March 17, 2022
Nick Encalada-Malinowski, firstname.lastname@example.org, 347-259-4835
Mariah McGough, Mariah@vocal-ny.org, 203 470 9979
VOCAL-NY SLAMS GOV. HOCHUL FOR RUSHING THROUGH BAIL ROLLBACKS IN LAST DAYS OF BUDGET SESSION
NEW YORK — In response to Governor Hochul’s 10-point plan to increase mass incarceration in New York State, VOCAL-NY released the following statement, attributable to VOCAL-NY Civil Rights Union Leader Roger Clark:
“It’s wrong for the Governor to cave to pressure on bail, discovery and raise the age. Those have been good reforms that have helped a lot of people and that are unconnected to any violence that we are seeing in the streets. It’s especially hurtful to see the Lieutenant Governor, who was an advocate for criminal justice reform and as a Black man from Harlem who knows the harms of the system, roll over.
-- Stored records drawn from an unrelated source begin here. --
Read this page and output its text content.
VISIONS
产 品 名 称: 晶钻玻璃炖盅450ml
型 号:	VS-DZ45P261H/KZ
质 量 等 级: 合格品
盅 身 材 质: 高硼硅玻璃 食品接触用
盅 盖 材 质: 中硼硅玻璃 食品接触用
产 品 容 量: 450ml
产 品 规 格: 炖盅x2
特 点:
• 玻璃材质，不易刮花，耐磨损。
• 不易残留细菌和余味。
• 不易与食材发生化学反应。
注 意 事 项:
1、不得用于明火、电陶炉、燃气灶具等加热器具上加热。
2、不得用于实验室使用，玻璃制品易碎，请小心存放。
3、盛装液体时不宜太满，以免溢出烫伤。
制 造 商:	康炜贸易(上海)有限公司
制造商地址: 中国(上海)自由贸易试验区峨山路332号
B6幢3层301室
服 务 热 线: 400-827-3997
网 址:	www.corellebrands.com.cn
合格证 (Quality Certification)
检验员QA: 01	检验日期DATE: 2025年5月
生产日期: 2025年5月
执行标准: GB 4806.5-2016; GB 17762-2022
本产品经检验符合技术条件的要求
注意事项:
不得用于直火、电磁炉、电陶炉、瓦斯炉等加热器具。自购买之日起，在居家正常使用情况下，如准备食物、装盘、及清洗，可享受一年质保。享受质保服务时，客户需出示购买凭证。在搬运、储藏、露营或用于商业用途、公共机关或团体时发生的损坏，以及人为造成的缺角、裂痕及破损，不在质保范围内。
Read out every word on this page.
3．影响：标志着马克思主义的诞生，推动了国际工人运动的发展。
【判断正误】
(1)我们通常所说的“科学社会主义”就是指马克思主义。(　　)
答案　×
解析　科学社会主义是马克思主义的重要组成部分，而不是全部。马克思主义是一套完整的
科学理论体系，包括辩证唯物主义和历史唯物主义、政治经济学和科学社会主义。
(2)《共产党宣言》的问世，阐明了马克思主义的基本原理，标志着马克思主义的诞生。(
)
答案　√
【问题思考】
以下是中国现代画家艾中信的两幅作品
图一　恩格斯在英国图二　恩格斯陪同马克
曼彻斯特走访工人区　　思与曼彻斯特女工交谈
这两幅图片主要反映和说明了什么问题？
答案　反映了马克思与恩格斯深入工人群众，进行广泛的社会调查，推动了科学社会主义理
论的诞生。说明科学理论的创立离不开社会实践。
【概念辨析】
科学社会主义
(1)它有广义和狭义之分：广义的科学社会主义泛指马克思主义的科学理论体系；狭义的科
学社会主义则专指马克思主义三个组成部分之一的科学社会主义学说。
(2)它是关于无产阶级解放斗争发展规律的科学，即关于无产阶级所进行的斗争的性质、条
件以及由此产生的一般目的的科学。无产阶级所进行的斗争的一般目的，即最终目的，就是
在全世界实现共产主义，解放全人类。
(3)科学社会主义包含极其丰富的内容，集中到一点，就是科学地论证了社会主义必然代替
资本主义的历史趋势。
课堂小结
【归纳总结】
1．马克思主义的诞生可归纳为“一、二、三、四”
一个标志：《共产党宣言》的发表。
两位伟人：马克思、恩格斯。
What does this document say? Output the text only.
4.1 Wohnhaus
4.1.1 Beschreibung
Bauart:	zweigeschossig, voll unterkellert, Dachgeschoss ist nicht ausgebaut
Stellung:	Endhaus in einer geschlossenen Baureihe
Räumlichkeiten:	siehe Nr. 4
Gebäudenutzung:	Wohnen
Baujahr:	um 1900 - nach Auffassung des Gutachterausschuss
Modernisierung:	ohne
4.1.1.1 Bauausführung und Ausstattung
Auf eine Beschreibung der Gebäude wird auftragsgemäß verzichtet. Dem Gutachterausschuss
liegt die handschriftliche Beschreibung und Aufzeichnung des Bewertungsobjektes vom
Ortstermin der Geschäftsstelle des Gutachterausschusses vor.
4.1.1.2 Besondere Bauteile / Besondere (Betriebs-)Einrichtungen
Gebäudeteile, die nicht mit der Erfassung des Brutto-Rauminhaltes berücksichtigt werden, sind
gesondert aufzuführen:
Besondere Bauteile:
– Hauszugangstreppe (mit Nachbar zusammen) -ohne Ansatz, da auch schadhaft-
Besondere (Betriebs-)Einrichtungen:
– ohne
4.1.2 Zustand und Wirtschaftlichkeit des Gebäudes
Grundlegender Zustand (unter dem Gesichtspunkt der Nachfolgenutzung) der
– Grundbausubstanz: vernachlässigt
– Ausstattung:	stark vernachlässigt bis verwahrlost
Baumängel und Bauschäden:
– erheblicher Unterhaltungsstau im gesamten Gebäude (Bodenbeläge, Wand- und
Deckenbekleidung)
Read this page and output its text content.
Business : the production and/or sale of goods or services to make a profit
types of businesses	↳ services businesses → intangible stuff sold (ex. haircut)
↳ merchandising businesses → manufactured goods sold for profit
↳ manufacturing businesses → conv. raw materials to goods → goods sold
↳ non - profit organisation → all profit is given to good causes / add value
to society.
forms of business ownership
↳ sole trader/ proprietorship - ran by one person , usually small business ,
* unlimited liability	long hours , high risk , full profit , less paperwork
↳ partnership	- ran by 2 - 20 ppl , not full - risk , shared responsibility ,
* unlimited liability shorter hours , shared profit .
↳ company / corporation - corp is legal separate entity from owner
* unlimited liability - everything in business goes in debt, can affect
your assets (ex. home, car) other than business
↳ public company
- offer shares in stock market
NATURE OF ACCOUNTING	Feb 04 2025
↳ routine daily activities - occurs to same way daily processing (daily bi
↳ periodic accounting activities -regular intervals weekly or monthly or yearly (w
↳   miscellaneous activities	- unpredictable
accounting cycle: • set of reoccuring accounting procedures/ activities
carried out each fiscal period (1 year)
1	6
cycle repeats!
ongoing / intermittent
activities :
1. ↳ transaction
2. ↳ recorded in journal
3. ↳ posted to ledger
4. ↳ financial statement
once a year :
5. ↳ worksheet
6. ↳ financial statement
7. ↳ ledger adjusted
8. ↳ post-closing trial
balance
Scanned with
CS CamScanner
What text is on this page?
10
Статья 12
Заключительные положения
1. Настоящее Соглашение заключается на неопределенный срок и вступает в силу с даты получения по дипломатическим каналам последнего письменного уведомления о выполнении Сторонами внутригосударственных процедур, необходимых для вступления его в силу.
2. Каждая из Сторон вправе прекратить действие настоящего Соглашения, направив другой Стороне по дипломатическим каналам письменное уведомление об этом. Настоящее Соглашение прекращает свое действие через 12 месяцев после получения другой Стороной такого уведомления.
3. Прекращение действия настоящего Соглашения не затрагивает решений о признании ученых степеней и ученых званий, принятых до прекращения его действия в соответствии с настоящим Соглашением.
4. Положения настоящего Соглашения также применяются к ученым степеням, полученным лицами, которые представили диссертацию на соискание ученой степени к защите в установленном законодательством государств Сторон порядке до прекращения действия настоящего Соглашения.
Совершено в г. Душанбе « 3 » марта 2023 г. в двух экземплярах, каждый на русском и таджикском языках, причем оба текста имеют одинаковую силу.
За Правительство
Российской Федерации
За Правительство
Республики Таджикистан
This proposal is extremely punitive. They are trying to go after people because of their record and that’s discriminatory and just not right. Prosecutors want to go back to the days of trial by ambush by withholding evidence and using bail to coerce guilty pleas. The governor should not go along with that.
I pray that Carl Heastie and Andrea Stewart-Cousins will push back and stick to their guns and not cave to the same pressure.”
After claiming she would “not cave to pressure” on rolling back bail reform, Governor Hochul has changed her tune. Her push for bail rollbacks in the last weeks of the budget session replicates the Cuomo administration playbook, despite trying to set herself apart from her predecessor. She made clear that she would leave this issue to the Legislature, and Senate Majority Leader Stewart-Cousins has made clear that she does not intend to repeal the reforms.
Bail reform caused an immediate—and significant—decrease in jail populations across New York State; numbers fell by nearly one-third in a matter of months. This means that people who, in the past, would have been in jail because they couldn’t afford bail were able to return to their families and their jobs while awaiting trial. These positive impacts were most heavily felt by Black New Yorkers and people living outside of New York City, who were most likely to be jailed before the reforms took effect.